Analytics and Data Science Major: Data Science Option (B.S.) Manchester
The option in Data Science is intended for students interested in pursuing advanced degrees and conducting original research in data science. The option in data science places its emphasis on a rigorous introduction to the theoretical mathematical and computational underpinnings of modern data science.

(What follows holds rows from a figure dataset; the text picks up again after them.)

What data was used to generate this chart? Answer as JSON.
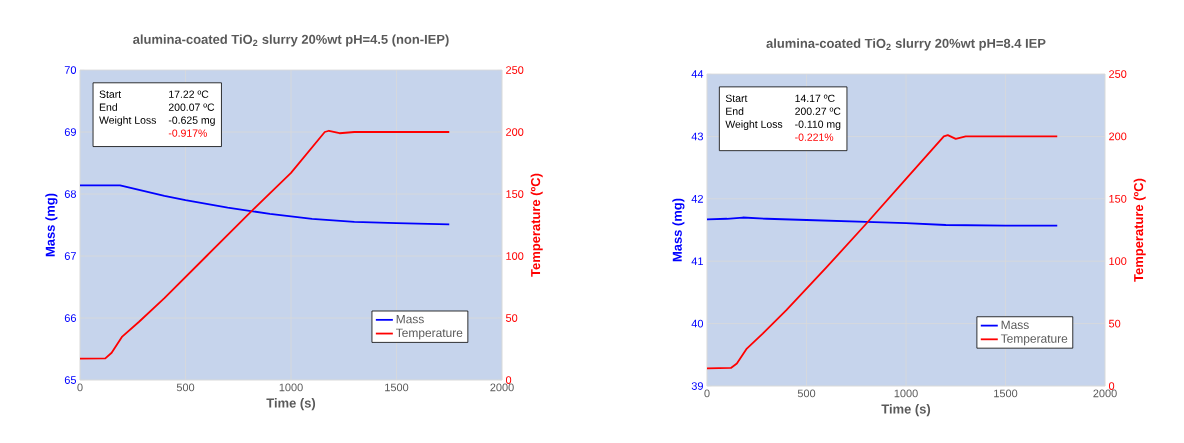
{
  "chart_data": [
    {
      "type": "line",
      "title": "alumina-coated TiO$_{2}$ slurry 20%wt pH=4.5 (non-IEP)",
      "xlabel": "Time (s)",
      "ylabel": "Mass (mg)",
      "y2label": "Temperature (ºC)",
      "xlim": [
        0,
        2000
      ],
      "xticks": [
        0,
        500,
        1000,
        1500,
        2000
      ],
      "ylim": [
        65,
        70
      ],
      "yticks": [
        65,
        66,
        67,
        68,
        69,
        70
      ],
      "y2lim": [
        0,
        250
      ],
      "y2ticks": [
        0,
        50,
        100,
        150,
        200,
        250
      ],
      "grid": true,
      "legend": "bottom right",
      "annotations": [
        "Start",
        "17.22 ºC",
        "End",
        "200.07 ºC",
        "Weight Loss",
        "-0.625 mg",
        "-0.917%"
      ],
      "series": [
        {
          "name": "Mass",
          "color": "#0000ff",
          "x": [
            0,
            190,
            300,
            400,
            500,
            700,
            900,
            1100,
            1300,
            1500,
            1750
          ],
          "values": [
            68.14,
            68.14,
            68.05,
            67.97,
            67.9,
            67.78,
            67.68,
            67.6,
            67.55,
            67.53,
            67.51
          ]
        },
        {
          "name": "Temperature",
          "color": "#ff0000",
          "axis": "y2",
          "x": [
            0,
            120,
            150,
            200,
            280,
            400,
            600,
            800,
            1000,
            1160,
            1180,
            1230,
            1300,
            1750
          ],
          "values": [
            17.2,
            17.5,
            22,
            35,
            47,
            66,
            100,
            134,
            167,
            200,
            201,
            199,
            200,
            200
          ]
        }
      ]
    },
    {
      "type": "line",
      "title": "alumina-coated TiO$_{2}$ slurry 20%wt pH=8.4 IEP",
      "xlabel": "Time (s)",
      "ylabel": "Mass (mg)",
      "y2label": "Temperature (ºC)",
      "xlim": [
        0,
        2000
      ],
      "xticks": [
        0,
        500,
        1000,
        1500,
        2000
      ],
      "ylim": [
        39,
        44
      ],
      "yticks": [
        39,
        40,
        41,
        42,
        43,
        44
      ],
      "y2lim": [
        0,
        250
      ],
      "y2ticks": [
        0,
        50,
        100,
        150,
        200,
        250
      ],
      "grid": true,
      "legend": "bottom right",
      "annotations": [
        "Start",
        "14.17 ºC",
        "End",
        "200.27 ºC",
        "Weight Loss",
        "-0.110 mg",
        "-0.221%"
      ],
      "series": [
        {
          "name": "Mass",
          "color": "#0000ff",
          "x": [
            0,
            100,
            180,
            300,
            500,
            800,
            1000,
            1200,
            1500,
            1760
          ],
          "values": [
            41.67,
            41.68,
            41.7,
            41.68,
            41.66,
            41.63,
            41.61,
            41.58,
            41.57,
            41.57
          ]
        },
        {
          "name": "Temperature",
          "color": "#ff0000",
          "axis": "y2",
          "x": [
            0,
            120,
            150,
            200,
            280,
            400,
            600,
            800,
            1000,
            1190,
            1210,
            1250,
            1300,
            1760
          ],
          "values": [
            14.2,
            14.5,
            18,
            30,
            42,
            61,
            95,
            130,
            166,
            200,
            201,
            198,
            200,
            200
          ]
        }
      ]
    }
  ]
}
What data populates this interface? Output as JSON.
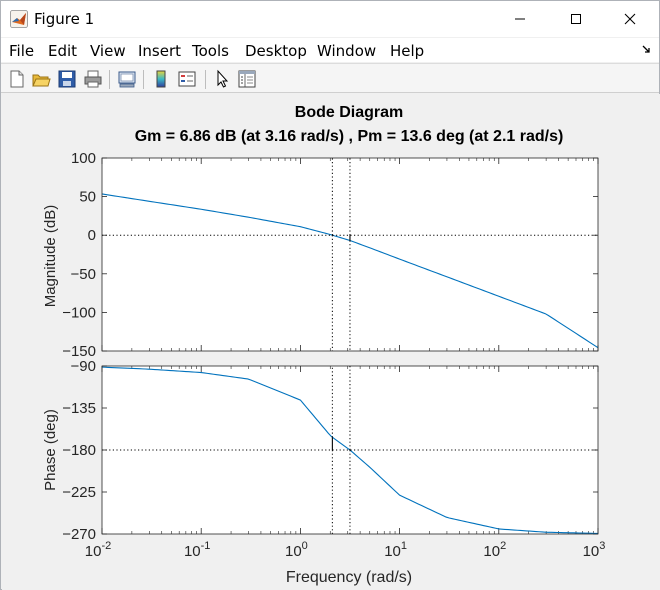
{
  "window": {
    "title": "Figure 1",
    "controls": [
      "minimize",
      "maximize",
      "close"
    ]
  },
  "menubar": {
    "items": [
      "File",
      "Edit",
      "View",
      "Insert",
      "Tools",
      "Desktop",
      "Window",
      "Help"
    ]
  },
  "toolbar": {
    "icons": [
      "new-figure-icon",
      "open-file-icon",
      "save-icon",
      "print-icon",
      "link-plot-icon",
      "colorbar-icon",
      "legend-icon",
      "edit-plot-icon",
      "property-inspector-icon"
    ]
  },
  "figure": {
    "title": "Bode Diagram",
    "subtitle": "Gm = 6.86 dB (at 3.16 rad/s) ,  Pm = 13.6 deg (at 2.1 rad/s)",
    "xlabel": "Frequency  (rad/s)",
    "mag_ylabel": "Magnitude (dB)",
    "phase_ylabel": "Phase (deg)"
  },
  "chart_data": [
    {
      "type": "line",
      "title": "Bode Diagram",
      "xlabel": "Frequency  (rad/s)",
      "ylabel": "Magnitude (dB)",
      "xscale": "log",
      "xlim": [
        0.01,
        1000
      ],
      "ylim": [
        -150,
        100
      ],
      "yticks": [
        "100",
        "50",
        "0",
        "-50",
        "-100",
        "-150"
      ],
      "xticks": [
        "10^-2",
        "10^-1",
        "10^0",
        "10^1",
        "10^2",
        "10^3"
      ],
      "grid": false,
      "series": [
        {
          "color": "#0072bd",
          "x": [
            0.01,
            0.03,
            0.1,
            0.3,
            1,
            2,
            2.1,
            3.16,
            5,
            10,
            30,
            100,
            300,
            1000
          ],
          "y": [
            53.4,
            43.9,
            33.6,
            23.3,
            11.0,
            0.9,
            0.0,
            -6.86,
            -16.3,
            -31.0,
            -53.9,
            -79.1,
            -102.1,
            -145.7
          ]
        },
        {
          "name": "unity gain line",
          "style": "dotted",
          "color": "#000000",
          "x": [
            0.01,
            1000
          ],
          "y": [
            0,
            0
          ]
        }
      ],
      "markers": {
        "gain_margin": {
          "frequency": 3.16,
          "value_db": 6.86
        },
        "phase_crossover_line": {
          "frequency": 3.16,
          "style": "dotted"
        },
        "gain_crossover_line": {
          "frequency": 2.1,
          "style": "dotted"
        }
      }
    },
    {
      "type": "line",
      "xlabel": "Frequency  (rad/s)",
      "ylabel": "Phase (deg)",
      "xscale": "log",
      "xlim": [
        0.01,
        1000
      ],
      "ylim": [
        -270,
        -90
      ],
      "yticks": [
        "-90",
        "-135",
        "-180",
        "-225",
        "-270"
      ],
      "xticks": [
        "10^-2",
        "10^-1",
        "10^0",
        "10^1",
        "10^2",
        "10^3"
      ],
      "grid": false,
      "series": [
        {
          "color": "#0072bd",
          "x": [
            0.01,
            0.03,
            0.1,
            0.3,
            1,
            2,
            2.1,
            3.16,
            5,
            10,
            30,
            100,
            300,
            1000
          ],
          "y": [
            -91.2,
            -93.4,
            -97.0,
            -104.0,
            -126.5,
            -164.5,
            -166.4,
            -180.0,
            -198.4,
            -228.4,
            -252.3,
            -264.6,
            -268.1,
            -269.4
          ]
        },
        {
          "name": "-180 line",
          "style": "dotted",
          "color": "#000000",
          "x": [
            0.01,
            1000
          ],
          "y": [
            -180,
            -180
          ]
        }
      ],
      "markers": {
        "phase_margin": {
          "frequency": 2.1,
          "value_deg": 13.6
        },
        "gain_crossover_line": {
          "frequency": 2.1,
          "style": "dotted"
        },
        "phase_crossover_line": {
          "frequency": 3.16,
          "style": "dotted"
        }
      }
    }
  ]
}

This program has been designed to prepare students for professional careers working with data, with an emphasis on the extraction of meaning from data. The program is not targeted to any one industry; rather, it provides a flexible, practical skillset that can be applied widely. This skillset includes elements of computer science, applied mathematics and statistics, communication skills, and business savvy. Graduates of the bachelor of science in analytics and data science program are expected to have:
- An understanding of the role of data in guiding decision-making in industry
- An understanding of how data is generated, stored, and accessed
- An understanding of data security
- An understanding of the ethical use of data
- An understanding of structured vs. unstructured data
- An understanding of the methods, statistical and other, used to derive actionable information from data
- Experience with multiple programming languages
- Experience with multiple statistical and data analysis software programs
- The ability to communicate detailed, technical information to a variety of audiences clearly and concisely, without the use of jargon
- The ability to work effectively, both as an individual or as a member of a team
- The ability to successfully lead a team
- The ability to adapt to a dynamic, rapidly changing work environment
- Completed projects and other work experiences on a larger scale than is typical in a bachelor's degree program.
During the course of the program, students will demonstrate their acquisition of these skills by successfully completing their program coursework, their internship experience, and their capstone project.
Successful completion of the program entails earning at least 128 credits, meeting the requirements of the University's Discovery program, and completing all of the 18 required courses in the major as listed below. In all major courses, the minimum allowable grade is a C-. The minimum overall GPA for graduation is 2.0. Transfer students may transfer up to a maximum of 32 credits to satisfy major requirements (not counting those courses used to satisfy Discovery requirements).
Students who enroll in the Data Science Option may need to take some required courses on the Durham campus.
|MATH 425||Calculus I||4|
|MATH 426||Calculus II||4|
|MATH 528||Multidimensional Calculus||4|
|MATH 531||Mathematical Proof||4|
|COMP 570||Statistics in Computing and Engineering||4|
|MATH 645||Linear Algebra for Applications||4|
|MATH 738||Data Mining and Predictive Analytics||4|
|MATH 755||Probability with Applications||4|
|MATH 756||Principles of Statistical Inference||4|
|DATA 790||Capstone Project||4|
|COMP 424||Applied Computing 1: Foundations of Programming||4|
|COMP 525||Data Structures Fundamentals||4|
|COMP 625||Data Structures and Algorithms||4|
|CS 659||Introduction to the Theory of Computation||4|
|COMP 740||Machine Learning Applications and Tools||4|
|COMP 720||Database Systems and Technologies||4|
|Analytics & Data Science|
|DATA 557||Introduction to Data Science and Analytics||4|
|ENGL 502||Professional and Technical Writing||4|
For additional information about the Analytics and Data Science: Data Science Option, contact Mihaela Sabin, program coordinator, at Mihaela.Sabin@unh.edu or contact the UNH Manchester Office of Admissions at (603) 641-4150.
- Analyze a complex computing problem and to apply principles of computing and other relevant disciplines to identify solutions.
- Design, implement, and evaluate a computing-based solution to meet a given set of computing requirements in the context of the program’s discipline.
- Communicate effectively in a variety of professional contexts.
- Recognize professional responsibilities and make informed judgments in computing practice based on legal and ethical principles.
- Function effectively as a member or leader of a team engaged in activities appropriate to the program’s discipline.
- Apply theory, techniques, and tools throughout the data analysis lifecycle and employ the resulting knowledge to satisfy stakeholders’ needs.